Sen. Rosemary Bayer (D-Beverly Hills) said she could not vote for legislation that she believed fundamentally flawed in that it does not provide all the available federal funding for schools. An amendment she proposed to allocate all of the federal funding for schools failed.

“It’s not our money to hold on to,” Ms. Bayer said. “It’s not ours to be dribbling it out, to distribute it as if we were the parents handing out allowance. Our schools are not children.”

Sen. Jeff Irwin (D-Ann Arbor) proposed an amendment that failed to provide all federal funding for emergency evictions. He said thousands have been evicted in the time the Legislature has spent waiting to put forward supplemental proposals.

“This Legislature needs to wake up and treat this emergency like an emergency,” Mr. Irwin said. “Congress has given us these tools to address this emergency with our renters and now it is our time to do our part and simply help our people. The emergency is now, not months from now.”

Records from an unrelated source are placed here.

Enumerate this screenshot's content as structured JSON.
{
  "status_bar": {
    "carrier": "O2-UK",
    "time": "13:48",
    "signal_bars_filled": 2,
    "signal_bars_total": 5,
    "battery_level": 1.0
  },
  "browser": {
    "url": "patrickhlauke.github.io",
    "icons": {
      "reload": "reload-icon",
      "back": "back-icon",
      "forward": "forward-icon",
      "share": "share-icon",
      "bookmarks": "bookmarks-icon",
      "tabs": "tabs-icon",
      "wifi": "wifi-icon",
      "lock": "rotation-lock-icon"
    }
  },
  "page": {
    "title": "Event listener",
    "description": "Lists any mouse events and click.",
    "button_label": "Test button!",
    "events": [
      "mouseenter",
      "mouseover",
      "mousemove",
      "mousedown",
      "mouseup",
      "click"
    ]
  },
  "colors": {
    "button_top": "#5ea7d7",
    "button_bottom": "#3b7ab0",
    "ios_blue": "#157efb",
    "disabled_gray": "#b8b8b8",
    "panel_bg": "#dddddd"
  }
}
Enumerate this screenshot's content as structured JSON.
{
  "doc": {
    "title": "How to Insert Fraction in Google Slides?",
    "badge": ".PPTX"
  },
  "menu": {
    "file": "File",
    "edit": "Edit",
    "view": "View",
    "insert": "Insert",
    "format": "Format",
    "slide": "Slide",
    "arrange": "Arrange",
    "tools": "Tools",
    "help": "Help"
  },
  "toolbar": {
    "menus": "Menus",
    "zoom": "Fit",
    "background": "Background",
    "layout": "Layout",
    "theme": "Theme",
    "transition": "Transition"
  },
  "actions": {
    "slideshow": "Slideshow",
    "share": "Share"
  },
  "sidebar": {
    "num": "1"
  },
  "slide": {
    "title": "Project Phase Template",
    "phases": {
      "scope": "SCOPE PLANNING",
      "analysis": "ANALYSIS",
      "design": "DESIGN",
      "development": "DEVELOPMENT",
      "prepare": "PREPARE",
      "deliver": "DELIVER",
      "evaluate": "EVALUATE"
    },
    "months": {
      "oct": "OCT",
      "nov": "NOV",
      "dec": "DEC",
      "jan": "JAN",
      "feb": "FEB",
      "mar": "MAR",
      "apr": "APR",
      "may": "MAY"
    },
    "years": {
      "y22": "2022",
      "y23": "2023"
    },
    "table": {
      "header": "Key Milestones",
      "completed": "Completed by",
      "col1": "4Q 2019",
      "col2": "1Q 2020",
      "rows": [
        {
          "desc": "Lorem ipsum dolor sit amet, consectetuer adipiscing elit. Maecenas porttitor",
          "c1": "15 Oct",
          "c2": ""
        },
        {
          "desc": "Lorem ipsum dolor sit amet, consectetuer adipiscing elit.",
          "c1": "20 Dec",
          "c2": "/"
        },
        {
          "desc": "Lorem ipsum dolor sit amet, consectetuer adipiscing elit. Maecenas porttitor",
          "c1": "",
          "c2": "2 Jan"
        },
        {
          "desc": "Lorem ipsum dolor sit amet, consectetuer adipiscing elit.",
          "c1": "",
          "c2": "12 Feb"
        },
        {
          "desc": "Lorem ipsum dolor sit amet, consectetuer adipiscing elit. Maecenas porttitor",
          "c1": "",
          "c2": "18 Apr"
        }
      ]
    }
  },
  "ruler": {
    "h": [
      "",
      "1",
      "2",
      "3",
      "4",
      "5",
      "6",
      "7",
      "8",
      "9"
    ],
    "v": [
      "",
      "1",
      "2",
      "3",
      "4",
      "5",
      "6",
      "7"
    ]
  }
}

Ms. Geiss, before session took one last shot at Republicans.

“Let today, February 25, 2021, go down in history as the date when, in the wake of a public health crisis of the COVID-19 pandemic, the majority of this chamber said to the people of Michigan: ‘Qu’ils mangent de la brioche,’ or rather ‘let them eat cake,'” Ms. Geiss said, referencing an infamous phrase attributed to late 1700s French Queen Marie Antoinette, a remark in response to the starving of the people, in the period before the French Revolution.

HOW HOUSE PACKAGE COMPARES: The supplemental package (HB 4019, HB 4047, HB 4048 and HB 4049) that recently passed the House includes a requirement that funding would be provided with the condition that only local health departments – and not the state – can close schools to in-person learning and halting sports events. The Senate package does not contain the requirement.

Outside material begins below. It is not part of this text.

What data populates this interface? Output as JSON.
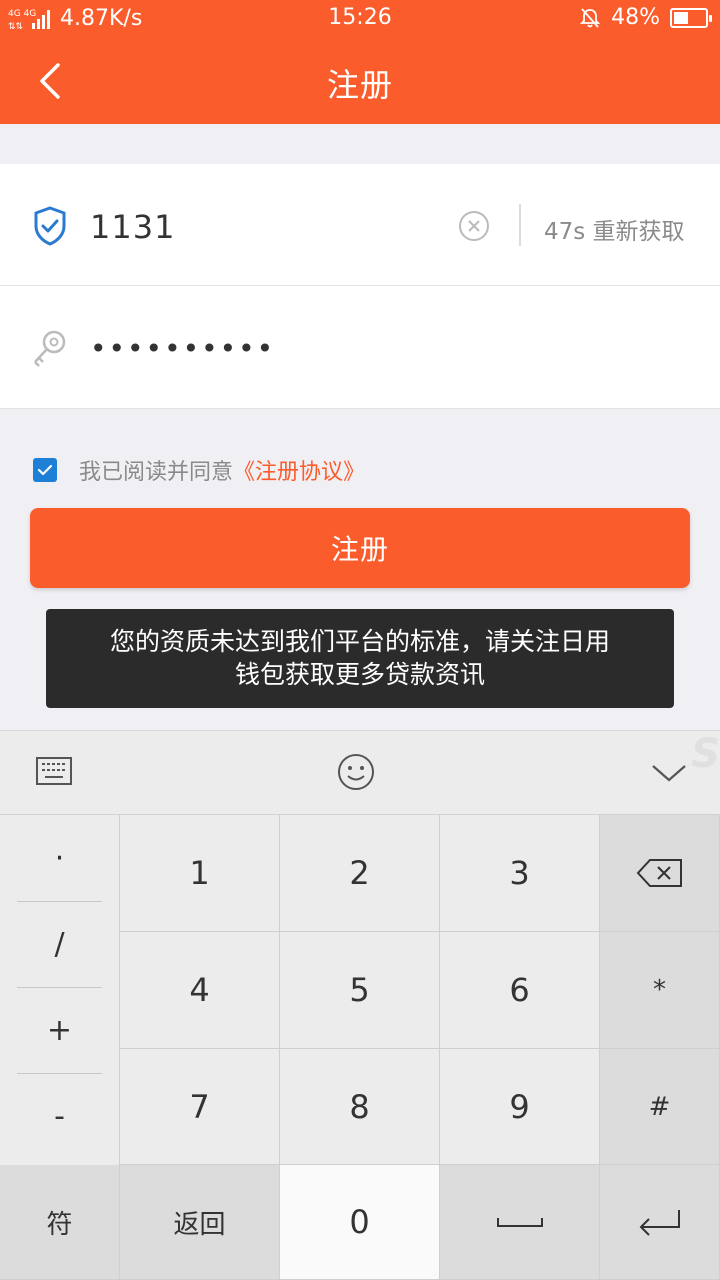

Under HB 4049, local health departments would have specific metrics that would have to be reached for schools to close in-person instruction or stop sporting events. They are:

  • Confirmed local COVID-19 cases were above 55 per 100,000 within a 14-day period;
  • The positivity rate for COVID-19 in the area was above 10 percent within a 14-day period;
  • Surge capacity for each local health facility was at 20 percent; and
  • Hospitalizations increased by 25 percent during a 14-day period.

The statistics would not be able to include those in jails, prisons or congregate care facilities and for multi-county health departments, the criteria would need to be met in all counties under its jurisdiction.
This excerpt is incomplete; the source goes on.